Members of the House and Senate were joined by faith leaders and activists for a wreath laying at the National Civil Rights Museum in Memphis, Tennessee. Among them was U.S. Rep. John Lewis, a Georgia Democrat who played a key role in the civil rights movement and marched with King in 1965 in Selma, Alabama. Lewis hugged the “Amazing Grace” singer, Deborah Manning Thomas, who sobbed as she embraced the 78-year-old congressman.
“He said, ’Don’t make me cry,’” Manning Thomas said. “I said, ’Thank you for every blow that you took for me.’”
The museum is at the site of the old Lorraine Motel where King was fatally shot on April 4, 1968. The ceremony took place under the balcony, where a white wreath is affixed to the railing in honor of King.
In all, about 30 members of Congress are expected to join the pilgrimage, which will include stops in Birmingham, Montgomery and Selma - three Alabama cities with ties to King and the civil rights movement. Leading the contingent along with Lewis are Republican Tennessee Sen. Lamar Alexander and Rep. Steve Cohen, a Democrat who represents Memphis. All three spoke with reporters after the ceremony.
Lewis said he heard King speak in 1955 when he was 15 and growing up in rural Alabama, and then met King when he was 18.
“He changed my life,” Lewis said. “He inspired me to stand up, to speak up, and to never give up. … He taught me how to live.”
Before the museum visit, the group attended a service at Mason Temple.
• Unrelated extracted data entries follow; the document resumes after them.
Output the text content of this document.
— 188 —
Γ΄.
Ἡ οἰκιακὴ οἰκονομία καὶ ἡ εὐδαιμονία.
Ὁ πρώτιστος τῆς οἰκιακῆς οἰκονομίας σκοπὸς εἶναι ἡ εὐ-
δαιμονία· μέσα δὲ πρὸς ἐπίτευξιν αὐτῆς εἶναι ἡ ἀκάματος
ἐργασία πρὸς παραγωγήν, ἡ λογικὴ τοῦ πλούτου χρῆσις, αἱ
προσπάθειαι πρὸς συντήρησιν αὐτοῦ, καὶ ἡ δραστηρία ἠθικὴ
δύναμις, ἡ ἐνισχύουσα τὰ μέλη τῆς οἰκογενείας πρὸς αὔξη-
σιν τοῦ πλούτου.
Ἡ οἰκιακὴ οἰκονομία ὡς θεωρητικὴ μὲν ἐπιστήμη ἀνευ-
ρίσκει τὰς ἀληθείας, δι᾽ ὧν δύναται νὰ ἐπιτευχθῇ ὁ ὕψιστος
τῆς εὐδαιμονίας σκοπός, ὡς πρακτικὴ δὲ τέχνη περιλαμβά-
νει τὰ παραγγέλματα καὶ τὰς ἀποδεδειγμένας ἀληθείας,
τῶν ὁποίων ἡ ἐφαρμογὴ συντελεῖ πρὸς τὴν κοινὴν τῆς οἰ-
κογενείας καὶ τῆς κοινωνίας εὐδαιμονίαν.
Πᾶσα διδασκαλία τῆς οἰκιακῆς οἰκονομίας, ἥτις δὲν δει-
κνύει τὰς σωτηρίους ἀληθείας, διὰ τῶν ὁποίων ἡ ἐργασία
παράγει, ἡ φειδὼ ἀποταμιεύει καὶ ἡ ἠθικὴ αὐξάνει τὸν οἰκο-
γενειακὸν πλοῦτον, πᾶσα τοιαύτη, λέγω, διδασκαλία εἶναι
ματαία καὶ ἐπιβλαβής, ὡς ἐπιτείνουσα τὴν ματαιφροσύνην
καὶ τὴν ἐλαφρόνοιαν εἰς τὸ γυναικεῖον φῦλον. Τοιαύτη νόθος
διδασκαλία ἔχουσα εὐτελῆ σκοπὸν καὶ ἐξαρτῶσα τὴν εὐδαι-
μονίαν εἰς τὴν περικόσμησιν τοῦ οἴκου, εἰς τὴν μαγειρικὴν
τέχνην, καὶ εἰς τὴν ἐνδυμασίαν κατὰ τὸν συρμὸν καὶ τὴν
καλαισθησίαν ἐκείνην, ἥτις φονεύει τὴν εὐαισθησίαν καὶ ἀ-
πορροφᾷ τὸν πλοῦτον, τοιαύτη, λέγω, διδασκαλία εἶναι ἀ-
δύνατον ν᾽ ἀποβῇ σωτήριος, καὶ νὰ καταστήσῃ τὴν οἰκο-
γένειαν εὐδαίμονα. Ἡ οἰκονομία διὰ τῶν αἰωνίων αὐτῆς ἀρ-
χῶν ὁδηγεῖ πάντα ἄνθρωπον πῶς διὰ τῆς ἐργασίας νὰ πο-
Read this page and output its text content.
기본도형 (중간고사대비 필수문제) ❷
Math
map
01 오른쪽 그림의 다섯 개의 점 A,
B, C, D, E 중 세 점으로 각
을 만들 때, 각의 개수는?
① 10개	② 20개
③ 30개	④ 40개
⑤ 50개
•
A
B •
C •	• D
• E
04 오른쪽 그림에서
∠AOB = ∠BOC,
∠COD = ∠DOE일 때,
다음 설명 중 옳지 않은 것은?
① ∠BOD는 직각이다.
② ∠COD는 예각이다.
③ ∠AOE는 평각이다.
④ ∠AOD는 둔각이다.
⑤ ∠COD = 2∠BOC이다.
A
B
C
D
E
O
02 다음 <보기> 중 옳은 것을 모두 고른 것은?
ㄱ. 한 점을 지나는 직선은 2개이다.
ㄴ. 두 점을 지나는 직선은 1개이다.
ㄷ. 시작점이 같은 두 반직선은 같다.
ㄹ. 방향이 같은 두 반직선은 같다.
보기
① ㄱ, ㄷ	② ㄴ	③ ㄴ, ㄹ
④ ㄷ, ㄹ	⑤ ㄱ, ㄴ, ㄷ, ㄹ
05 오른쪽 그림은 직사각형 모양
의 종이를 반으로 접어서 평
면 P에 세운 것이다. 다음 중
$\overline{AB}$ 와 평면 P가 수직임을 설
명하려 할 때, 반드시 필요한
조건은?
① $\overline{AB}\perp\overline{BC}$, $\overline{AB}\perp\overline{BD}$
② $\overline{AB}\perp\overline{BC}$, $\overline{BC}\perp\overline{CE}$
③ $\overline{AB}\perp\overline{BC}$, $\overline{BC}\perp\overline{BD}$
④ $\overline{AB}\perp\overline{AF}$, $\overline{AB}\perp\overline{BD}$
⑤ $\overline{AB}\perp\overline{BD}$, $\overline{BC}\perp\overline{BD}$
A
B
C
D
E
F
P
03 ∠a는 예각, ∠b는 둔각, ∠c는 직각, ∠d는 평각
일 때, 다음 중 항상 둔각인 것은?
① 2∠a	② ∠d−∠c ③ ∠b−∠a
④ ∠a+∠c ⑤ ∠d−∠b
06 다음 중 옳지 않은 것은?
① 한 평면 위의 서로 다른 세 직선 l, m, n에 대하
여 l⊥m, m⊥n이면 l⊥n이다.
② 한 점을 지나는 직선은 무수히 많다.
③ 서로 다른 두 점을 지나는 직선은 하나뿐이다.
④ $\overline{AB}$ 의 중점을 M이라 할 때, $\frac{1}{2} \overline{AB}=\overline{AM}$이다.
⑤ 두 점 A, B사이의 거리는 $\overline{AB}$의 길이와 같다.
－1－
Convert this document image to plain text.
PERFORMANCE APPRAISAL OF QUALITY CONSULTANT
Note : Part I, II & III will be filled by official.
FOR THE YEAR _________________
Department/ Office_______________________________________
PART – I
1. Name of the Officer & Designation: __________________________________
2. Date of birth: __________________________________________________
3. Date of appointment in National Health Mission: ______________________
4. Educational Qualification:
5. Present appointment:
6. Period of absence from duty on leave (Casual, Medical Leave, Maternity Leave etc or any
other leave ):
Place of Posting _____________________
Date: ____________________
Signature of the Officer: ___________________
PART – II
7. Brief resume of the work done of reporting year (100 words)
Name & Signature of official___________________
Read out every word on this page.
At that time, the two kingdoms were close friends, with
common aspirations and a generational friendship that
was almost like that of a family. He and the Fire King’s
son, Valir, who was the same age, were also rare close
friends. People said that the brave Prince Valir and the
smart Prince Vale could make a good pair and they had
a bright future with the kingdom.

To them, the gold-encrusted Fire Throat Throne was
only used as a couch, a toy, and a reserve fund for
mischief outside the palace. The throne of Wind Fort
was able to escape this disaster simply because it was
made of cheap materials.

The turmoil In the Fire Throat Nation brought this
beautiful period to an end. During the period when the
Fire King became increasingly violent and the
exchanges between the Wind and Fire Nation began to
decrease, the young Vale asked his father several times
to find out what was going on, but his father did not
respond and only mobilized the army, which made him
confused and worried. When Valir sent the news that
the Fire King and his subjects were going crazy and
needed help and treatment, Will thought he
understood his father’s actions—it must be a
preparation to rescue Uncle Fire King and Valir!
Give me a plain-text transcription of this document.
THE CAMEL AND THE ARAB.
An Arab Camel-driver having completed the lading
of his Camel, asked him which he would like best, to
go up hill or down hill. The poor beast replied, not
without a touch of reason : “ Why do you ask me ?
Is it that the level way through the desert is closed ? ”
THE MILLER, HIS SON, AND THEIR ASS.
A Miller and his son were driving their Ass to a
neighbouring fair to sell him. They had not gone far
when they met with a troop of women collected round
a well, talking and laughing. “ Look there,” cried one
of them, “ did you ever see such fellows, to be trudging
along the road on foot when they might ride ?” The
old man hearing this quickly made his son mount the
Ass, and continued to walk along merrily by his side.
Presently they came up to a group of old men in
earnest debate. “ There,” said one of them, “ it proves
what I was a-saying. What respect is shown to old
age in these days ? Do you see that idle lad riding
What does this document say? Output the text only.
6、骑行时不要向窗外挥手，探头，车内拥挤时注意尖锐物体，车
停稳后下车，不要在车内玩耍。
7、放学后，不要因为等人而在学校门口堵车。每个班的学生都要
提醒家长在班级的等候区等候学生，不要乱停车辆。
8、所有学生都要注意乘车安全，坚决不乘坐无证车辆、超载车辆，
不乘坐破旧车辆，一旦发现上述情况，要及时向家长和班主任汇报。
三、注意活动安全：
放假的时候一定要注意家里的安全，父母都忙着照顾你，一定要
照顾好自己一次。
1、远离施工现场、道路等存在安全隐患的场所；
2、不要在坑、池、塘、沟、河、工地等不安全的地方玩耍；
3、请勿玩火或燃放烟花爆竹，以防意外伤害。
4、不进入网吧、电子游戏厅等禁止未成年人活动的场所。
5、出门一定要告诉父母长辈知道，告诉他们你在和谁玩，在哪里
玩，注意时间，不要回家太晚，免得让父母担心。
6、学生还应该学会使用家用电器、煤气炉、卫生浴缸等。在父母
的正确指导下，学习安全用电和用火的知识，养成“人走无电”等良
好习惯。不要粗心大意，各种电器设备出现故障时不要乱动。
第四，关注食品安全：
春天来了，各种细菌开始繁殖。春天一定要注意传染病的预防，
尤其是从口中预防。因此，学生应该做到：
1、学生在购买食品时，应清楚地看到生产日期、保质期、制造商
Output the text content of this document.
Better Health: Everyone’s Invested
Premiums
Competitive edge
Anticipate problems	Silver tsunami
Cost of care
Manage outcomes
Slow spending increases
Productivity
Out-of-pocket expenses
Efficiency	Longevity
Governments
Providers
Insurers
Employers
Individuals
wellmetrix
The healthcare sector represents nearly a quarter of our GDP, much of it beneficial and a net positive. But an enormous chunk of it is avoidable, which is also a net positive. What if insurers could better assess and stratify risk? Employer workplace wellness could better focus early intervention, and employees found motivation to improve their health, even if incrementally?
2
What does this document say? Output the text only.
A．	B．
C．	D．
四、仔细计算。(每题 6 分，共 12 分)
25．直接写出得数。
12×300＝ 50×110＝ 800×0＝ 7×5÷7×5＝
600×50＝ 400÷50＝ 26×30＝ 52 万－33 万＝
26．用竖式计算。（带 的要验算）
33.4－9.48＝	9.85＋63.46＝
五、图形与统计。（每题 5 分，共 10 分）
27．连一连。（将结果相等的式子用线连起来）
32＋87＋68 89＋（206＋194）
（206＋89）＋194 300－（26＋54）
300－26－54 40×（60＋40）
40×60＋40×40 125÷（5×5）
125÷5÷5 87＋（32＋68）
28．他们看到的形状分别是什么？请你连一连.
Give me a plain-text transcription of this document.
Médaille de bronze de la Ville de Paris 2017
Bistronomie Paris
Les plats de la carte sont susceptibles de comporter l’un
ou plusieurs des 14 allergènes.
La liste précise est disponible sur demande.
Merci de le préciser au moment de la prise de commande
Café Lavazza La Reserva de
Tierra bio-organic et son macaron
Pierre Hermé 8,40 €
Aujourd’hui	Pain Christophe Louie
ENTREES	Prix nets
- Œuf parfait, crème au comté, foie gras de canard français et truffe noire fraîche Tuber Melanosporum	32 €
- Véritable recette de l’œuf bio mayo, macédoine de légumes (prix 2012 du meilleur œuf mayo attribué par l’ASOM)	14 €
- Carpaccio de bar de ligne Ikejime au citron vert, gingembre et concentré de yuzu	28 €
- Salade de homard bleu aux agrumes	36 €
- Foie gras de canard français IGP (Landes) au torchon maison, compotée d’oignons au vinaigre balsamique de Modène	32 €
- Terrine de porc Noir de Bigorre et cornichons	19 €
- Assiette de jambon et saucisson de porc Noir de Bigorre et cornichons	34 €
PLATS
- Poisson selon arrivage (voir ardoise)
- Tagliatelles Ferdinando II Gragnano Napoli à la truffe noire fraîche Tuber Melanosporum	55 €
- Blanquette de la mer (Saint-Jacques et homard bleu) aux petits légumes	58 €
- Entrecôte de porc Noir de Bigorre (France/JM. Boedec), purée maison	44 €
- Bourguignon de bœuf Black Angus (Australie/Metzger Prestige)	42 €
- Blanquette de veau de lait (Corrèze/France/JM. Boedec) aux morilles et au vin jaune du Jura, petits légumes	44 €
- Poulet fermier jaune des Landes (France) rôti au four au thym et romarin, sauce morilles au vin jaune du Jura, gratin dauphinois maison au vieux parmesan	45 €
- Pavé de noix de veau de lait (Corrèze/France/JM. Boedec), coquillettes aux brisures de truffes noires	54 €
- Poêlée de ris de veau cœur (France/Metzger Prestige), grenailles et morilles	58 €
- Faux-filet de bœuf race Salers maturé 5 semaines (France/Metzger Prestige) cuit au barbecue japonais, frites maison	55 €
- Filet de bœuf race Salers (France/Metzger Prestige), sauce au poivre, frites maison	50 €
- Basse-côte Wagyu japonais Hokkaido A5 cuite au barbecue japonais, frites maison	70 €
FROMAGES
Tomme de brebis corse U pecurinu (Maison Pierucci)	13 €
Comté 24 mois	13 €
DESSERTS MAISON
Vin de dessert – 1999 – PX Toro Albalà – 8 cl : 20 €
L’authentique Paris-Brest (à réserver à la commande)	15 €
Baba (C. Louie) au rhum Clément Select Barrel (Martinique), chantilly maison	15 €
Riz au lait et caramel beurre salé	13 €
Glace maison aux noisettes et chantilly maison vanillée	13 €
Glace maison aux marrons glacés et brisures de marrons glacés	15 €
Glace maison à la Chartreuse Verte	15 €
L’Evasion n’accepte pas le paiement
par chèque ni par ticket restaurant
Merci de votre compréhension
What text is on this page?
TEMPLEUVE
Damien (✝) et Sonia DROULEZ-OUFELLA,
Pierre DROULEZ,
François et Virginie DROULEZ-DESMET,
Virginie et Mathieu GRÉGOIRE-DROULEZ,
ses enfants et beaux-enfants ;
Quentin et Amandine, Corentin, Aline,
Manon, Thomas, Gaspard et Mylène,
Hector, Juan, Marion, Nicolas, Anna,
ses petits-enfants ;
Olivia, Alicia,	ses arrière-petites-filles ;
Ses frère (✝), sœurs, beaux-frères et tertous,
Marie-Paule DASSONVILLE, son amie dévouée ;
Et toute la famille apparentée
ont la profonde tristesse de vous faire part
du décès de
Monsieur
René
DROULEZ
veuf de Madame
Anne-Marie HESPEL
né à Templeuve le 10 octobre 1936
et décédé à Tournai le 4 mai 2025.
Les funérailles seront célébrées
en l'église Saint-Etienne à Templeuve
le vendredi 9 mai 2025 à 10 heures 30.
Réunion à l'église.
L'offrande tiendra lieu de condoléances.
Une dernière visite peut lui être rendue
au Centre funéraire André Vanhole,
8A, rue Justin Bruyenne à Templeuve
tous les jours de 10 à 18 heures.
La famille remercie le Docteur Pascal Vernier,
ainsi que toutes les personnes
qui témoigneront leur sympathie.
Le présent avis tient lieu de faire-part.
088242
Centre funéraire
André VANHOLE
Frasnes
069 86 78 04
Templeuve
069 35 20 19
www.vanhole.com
That’s where King delivered the famed “I’ve Been to the Mountaintop” speech the day before he was killed. The Congress members were heading Friday to Birmingham for a visit to the 16th Street Baptist Church, where four young black girls were killed in a September 1963 bombing.
The group will move to Montgomery on Saturday for stops at Dexter Avenue King Memorial Baptist Church, where King served as pastor, and the Civil Rights Memorial at the Southern Poverty Law Center. They will travel to Selma on Sunday and visit the Edmund Pettus Bridge, the site of a bloody confrontation during the voting rights march from Selma to Montgomery in March 1965.
The pilgrimage was organized by The Faith & Politics Institute, a Washington-based nonprofit. It’s one of many events focused on the 50th anniversary of the death of King, who pushed for equal rights and fought against poverty and racism through non-violent protest.
“When he died, I think something died in all of us. Something died in America,” Lewis said. “Each day, I think we must find a way to dream the dreams that he dreamed, and build on what he left all of us.”